Immediately following Granger’s announcement and in the days shortly after, freed people left the state to find family members and to travel North. This mass exodus became known as the “Scatter.” In an attempt to maintain possession of freed people, many slaveholders deliberately suppressed information until after the harvest or cited provisions in the order encouraging freed women and men to stay with their former owners as “hired labor,” to “remain quietly,” and to avoid collecting at military posts. Those that exercised their freedom were beaten, lynched, or murdered as they crossed the Sabine River bordering Louisiana. Survivors began celebrating Juneteenth with parades, rodeos, fishing, barbecues, pageants, baseball games and prayer services in 1866.
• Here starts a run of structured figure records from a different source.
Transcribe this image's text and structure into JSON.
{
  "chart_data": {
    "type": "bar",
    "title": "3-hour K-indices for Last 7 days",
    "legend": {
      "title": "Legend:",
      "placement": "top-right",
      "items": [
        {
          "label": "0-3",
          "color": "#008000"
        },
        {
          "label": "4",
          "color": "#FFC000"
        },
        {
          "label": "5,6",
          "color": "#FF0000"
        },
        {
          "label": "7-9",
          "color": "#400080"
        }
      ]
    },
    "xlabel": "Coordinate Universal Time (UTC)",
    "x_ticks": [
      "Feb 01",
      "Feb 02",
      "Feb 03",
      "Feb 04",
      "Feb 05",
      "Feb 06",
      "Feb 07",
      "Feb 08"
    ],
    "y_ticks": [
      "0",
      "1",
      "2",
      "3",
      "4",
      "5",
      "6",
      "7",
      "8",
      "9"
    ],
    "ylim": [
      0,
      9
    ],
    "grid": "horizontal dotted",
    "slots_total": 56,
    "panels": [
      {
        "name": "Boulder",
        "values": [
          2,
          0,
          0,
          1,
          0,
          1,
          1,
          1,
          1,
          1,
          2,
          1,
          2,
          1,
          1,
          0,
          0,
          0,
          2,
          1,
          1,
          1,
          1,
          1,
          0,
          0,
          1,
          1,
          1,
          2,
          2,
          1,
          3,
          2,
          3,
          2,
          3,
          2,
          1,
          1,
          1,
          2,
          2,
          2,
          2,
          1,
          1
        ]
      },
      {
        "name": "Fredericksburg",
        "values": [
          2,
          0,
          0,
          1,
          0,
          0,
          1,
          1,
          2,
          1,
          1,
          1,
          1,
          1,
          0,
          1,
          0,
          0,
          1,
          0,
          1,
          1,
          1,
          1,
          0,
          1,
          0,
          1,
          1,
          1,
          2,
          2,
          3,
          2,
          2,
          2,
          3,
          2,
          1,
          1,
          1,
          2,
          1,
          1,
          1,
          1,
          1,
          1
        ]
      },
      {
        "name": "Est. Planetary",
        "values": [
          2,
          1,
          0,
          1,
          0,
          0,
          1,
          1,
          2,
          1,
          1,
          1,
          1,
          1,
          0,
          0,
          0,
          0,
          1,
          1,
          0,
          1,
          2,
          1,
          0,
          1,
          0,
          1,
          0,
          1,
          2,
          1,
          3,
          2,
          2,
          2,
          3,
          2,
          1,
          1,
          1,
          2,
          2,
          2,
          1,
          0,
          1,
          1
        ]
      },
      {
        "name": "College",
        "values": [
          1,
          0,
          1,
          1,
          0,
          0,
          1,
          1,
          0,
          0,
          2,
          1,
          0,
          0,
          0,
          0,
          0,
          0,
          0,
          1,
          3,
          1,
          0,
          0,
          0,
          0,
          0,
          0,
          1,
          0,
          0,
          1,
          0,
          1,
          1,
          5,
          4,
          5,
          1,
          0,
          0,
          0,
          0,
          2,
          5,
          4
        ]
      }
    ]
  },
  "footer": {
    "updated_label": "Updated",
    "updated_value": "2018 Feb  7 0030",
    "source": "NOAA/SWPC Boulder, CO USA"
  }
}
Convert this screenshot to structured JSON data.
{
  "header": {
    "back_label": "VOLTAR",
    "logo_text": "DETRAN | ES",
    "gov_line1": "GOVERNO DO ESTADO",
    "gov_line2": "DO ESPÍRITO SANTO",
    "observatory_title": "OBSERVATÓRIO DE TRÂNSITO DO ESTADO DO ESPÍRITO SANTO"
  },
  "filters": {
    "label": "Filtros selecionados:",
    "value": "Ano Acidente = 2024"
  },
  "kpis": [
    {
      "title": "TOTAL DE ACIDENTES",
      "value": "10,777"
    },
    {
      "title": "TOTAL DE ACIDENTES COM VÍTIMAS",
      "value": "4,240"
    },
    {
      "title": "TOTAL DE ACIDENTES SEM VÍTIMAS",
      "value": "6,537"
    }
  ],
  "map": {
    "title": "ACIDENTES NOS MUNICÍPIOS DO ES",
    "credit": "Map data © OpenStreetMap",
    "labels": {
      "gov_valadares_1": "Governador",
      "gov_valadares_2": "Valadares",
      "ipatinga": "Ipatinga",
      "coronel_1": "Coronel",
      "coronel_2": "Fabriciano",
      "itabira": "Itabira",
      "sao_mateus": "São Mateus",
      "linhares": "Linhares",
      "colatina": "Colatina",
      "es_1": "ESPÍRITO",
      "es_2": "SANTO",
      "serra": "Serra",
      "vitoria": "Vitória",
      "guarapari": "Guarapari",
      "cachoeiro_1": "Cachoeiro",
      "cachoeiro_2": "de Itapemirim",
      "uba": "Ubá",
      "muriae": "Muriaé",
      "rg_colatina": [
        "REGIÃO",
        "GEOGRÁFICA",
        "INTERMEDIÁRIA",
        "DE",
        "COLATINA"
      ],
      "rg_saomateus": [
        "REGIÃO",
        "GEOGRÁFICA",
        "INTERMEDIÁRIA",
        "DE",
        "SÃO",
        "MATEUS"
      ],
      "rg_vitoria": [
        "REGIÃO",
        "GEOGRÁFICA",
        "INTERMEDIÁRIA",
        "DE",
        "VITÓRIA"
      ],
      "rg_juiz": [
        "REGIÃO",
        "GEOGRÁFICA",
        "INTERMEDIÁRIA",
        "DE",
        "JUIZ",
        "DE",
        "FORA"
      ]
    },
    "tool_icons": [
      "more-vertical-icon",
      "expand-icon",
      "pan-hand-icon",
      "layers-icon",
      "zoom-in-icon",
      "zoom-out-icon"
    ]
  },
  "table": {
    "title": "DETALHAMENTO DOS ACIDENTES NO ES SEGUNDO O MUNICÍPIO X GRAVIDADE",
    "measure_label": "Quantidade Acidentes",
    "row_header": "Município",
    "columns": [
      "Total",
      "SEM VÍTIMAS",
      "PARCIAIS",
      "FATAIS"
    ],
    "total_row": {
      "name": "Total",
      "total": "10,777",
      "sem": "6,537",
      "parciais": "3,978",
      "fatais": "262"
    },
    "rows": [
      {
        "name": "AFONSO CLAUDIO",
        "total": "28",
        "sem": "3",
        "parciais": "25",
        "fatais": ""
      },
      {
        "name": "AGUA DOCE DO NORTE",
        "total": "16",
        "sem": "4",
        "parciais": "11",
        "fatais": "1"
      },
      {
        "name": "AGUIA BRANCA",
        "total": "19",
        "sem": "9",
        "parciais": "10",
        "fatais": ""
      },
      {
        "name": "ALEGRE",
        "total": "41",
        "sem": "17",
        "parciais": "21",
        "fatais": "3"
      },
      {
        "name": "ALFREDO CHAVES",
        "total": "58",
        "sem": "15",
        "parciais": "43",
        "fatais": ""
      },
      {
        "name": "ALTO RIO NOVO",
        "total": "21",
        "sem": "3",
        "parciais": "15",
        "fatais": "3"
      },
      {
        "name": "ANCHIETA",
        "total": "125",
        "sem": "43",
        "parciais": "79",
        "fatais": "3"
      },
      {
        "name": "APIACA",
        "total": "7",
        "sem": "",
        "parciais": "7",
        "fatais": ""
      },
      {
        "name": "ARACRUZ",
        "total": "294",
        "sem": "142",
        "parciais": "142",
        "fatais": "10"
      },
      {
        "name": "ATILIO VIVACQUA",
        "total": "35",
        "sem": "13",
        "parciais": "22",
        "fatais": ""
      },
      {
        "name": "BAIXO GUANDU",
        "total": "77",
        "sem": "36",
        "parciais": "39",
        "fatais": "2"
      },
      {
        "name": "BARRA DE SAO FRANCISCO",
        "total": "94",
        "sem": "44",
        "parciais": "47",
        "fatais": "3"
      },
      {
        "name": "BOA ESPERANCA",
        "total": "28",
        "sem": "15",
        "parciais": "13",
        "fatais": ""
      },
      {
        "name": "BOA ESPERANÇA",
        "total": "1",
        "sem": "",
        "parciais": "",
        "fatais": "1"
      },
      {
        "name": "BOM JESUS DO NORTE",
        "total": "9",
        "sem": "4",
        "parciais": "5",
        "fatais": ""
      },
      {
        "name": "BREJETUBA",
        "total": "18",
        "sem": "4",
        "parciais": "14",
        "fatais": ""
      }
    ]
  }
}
Due to Jim Crow laws in the early 20th century, Juneteenth celebrations became less common. They were revived in 1968 when the Poor People’s Campaign held a Juneteenth Solidarity Day, soon after the assassination of Martin Luther King, Jr. In 1980, Texas became the first state to make Juneteenth an official holiday. The holiday has been legally recognized in Georgia since 2011 and Hawaii and South Dakota are the only remaining states that do not recognize Juneteenth.
For more than a decade, resolutions were introduced in the U.S. House and Senate to recognize Juneteenth as a national holiday. In 2020, in the wake of the murder of George Floyd and protests across the nation, Senators Kamala Harris, Cory Booker, John Cornyn, Tina Smith and Ed Markey introduced a new Senate resolution. U.S. Representative Sheila Jackson Lee championed the legislation in the U.S. House. In 2021, resolutions passed in the U.S. House and Senate and President Biden signed the measure into law. June 19 will now be recognized as Juneteenth National Independence Day.
CLA recognizes that this symbolic recognition is an important first step, however, the fight for racial equity must include investments in closing the racial gaps in housing, healthcare, wealth, and education.